FORMER SNP leadership hopeful Ash Regan is bidding to make paying for sex a criminal offence.

The SNP MSP and former community safety minister is running the “Unbuyable” campaign in a bid to end the purchase of sex in Scotland.

Currently, acts associated with prostitution – such as “kerb crawling”, public solicitation, and brothel keeping – are outlawed north of the Border.

However, the sale and purchase of sex is legal, as is running online pimping websites.

Regan has set up a campaign, running on Unbuyable.org, in order to bring in new legislation which will criminalise the buying of sex.

She told The National: “Unbuyable is more than a campaign; it’s a clarion call to end the systemic exploitation of women and girls in Scotland.

“We are working to create a society where human dignity is non-negotiable and where women and girls are not for sale. With public support, we can turn this ambition into a reality.”

On the Unbuyable website, Regan adds: “As a society, we must confront the uncomfortable truth that the buying of sex is not a victimless act; it’s a form of exploitation that leaves lasting scars.

“My mission is to end this practice in Scotland, ensuring that human dignity is not a commodity to be traded. Together, we can build a Scotland where everyone is truly Unbuyable.”

The Scottish Government’s 2021-2022 Programme for Government (PfG) included a commitment to “undertake to develop a model for Scotland which effectively tackles and challenges men’s demand for prostitution”.

However, this commitment was missing from the two more recent programmes, for 2022-2023 and 2023-2024.

In 2022, the secretary of the Scottish Parliament's Cross-Party Group on Commercial Sexual Exploitation, Dr Jacci Stoyle noted that Sweden had outlawed the purchase of sex in 1999.

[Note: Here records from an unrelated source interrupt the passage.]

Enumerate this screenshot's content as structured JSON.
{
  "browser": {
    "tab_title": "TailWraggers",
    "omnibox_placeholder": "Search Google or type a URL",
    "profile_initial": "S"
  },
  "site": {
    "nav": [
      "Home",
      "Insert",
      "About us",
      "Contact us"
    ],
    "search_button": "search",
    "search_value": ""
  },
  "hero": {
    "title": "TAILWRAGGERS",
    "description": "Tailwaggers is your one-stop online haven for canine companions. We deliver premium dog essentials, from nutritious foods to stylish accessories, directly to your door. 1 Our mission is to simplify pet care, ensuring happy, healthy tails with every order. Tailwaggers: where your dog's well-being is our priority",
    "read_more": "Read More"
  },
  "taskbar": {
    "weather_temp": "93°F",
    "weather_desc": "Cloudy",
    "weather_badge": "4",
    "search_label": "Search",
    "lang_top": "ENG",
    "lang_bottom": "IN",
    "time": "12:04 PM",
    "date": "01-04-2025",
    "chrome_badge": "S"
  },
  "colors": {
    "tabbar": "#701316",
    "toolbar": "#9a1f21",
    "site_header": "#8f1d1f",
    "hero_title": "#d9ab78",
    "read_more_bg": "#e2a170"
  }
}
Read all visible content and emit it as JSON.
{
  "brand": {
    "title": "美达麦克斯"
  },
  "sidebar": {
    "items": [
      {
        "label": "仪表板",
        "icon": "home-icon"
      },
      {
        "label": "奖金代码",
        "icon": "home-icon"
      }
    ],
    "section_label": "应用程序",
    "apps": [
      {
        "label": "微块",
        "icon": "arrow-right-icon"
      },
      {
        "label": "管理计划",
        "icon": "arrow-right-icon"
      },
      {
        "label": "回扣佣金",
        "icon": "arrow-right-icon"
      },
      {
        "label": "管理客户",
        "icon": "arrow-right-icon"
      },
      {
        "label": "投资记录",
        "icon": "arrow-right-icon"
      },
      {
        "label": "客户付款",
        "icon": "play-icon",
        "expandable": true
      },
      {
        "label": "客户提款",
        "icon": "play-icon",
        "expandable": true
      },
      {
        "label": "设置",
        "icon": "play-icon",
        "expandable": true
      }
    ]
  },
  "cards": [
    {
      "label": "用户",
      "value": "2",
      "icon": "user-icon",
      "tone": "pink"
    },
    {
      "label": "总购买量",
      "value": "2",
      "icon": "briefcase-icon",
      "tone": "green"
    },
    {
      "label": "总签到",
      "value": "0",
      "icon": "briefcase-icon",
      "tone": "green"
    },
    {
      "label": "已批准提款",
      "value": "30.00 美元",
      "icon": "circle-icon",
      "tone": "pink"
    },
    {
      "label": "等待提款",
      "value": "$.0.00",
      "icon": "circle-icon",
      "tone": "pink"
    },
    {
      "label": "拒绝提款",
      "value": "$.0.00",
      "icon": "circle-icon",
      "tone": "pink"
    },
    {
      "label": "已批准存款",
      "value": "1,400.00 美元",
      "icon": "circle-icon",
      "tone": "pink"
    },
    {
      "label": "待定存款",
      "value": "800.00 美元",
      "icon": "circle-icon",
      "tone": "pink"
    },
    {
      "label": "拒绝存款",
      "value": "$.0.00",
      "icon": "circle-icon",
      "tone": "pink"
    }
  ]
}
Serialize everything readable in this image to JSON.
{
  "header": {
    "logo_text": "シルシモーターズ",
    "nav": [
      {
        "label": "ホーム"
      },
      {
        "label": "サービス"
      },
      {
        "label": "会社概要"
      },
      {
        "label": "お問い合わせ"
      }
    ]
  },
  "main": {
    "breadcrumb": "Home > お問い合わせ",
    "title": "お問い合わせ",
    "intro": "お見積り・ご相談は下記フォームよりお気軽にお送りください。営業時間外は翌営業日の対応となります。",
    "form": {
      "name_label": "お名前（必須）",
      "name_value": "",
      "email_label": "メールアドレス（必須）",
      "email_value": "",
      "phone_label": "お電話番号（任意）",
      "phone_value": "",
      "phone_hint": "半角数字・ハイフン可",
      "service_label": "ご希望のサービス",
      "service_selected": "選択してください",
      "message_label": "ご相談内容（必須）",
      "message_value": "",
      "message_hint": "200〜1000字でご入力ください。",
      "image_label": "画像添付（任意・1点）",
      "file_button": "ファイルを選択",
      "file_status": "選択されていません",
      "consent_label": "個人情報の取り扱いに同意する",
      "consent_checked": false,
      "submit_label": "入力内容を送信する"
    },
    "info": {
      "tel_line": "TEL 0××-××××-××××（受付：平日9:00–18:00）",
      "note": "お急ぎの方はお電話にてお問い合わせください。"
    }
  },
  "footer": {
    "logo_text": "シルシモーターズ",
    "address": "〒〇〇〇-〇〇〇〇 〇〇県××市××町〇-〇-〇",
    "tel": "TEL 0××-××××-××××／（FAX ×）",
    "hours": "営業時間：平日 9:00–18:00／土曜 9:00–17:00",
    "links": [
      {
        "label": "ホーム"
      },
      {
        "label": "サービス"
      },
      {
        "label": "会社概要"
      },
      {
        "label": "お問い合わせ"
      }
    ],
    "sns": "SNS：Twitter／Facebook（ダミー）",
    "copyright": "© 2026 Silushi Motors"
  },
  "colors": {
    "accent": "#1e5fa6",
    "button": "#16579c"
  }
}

“Since then, attitudes have changed and now only 0.29 per cent of men in Sweden buy sex,” she wrote in an article for the Scotsman, adding elsewhere that some 10 per cent of UK men admit to paying for sex.

The Swedish law is now known as the "Nordic Model", and organisations including Tara (Trafficking Awareness Raising Alliance), the Encompass Network, Routes Out, and Survivors of Human Trafficking in Scotland have previously urged the Scottish Government to take a similar path.

The charity Zero Tolerance, which campaigns to end male violence against women, said in blog post penned in 2011 by lawyer Phillipa Greer that the current laws in Scotland are “unhelpful and contradictory, casting prostitutes as deviants by prioritising concerns of public nuisance”.

Greer raised concerns that by criminalising public acts associated with the selling of sex, but not the purchase itself, Scots law was pushing women into more dangerous situations.

She wrote: “It is the very fact that such behaviour is visible in public that creates the offence. As well as overlooking the intrinsic harms caused to the prostitute, such offences actually serve to heighten the risk of harm to the women involved since they have less time to assess clients, often getting into cars more readily in an attempt to avoid attracting attention.

“They also prompt displacement, forcing prostitutes into less visible areas unmonitored by surveillance, the police and other prostitutes – whilst placing them further from the visibility of outreach agencies.”